I found this interesting. I picked dup NixOS a few months back using configuration.nix and home.nix and completely avoided flakes all together because it was an experimental feature that will have breaking changes going forward.
I feel like this book jumps into flakes too soon. it should have more around the configuration.nix file, its purpose and uses, and then show systematically why one may need a home.nix file and then maybe show why something like configuration.nix/home.nix might not serve some users (and then introduction flakes for those individuals.)
i went this same route and was actually looking at flakes wondering "Why is everyone using something that's not stable"
it took a ton of time before I finally switched to flakes.
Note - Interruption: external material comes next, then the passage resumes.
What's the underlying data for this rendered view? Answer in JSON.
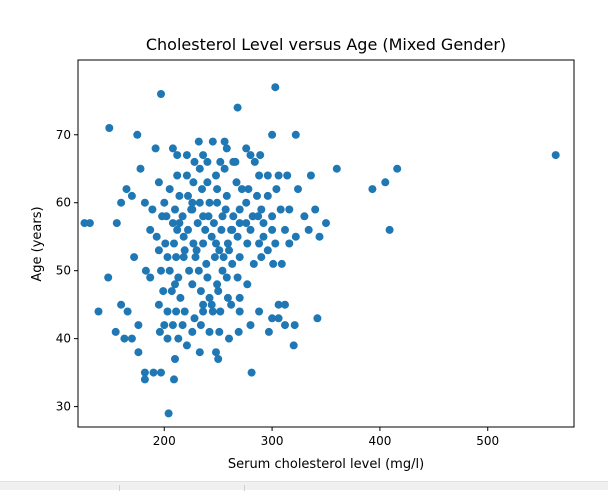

They really need better messaging about this because the environments are incredibly complicated.. the possible choices are cumbersome.
The problems are a matrix of
- root daemon or non-root daemon
- nixos or non-nixos
- home-manager or non-home-manager
- what OS are you on?
- flakes or non-flakes
- stable or unstable
i'm happy with nix and love it but i definitely stumbled on al lof the mentioned
I feel like this book jumps into flakes too soon. it should have more around the configuration.nix file, its purpose and uses, and then show systematically why one may need a home.nix file and then maybe show why something like configuration.nix/home.nix might not serve some users (and then introduction flakes for those individuals.)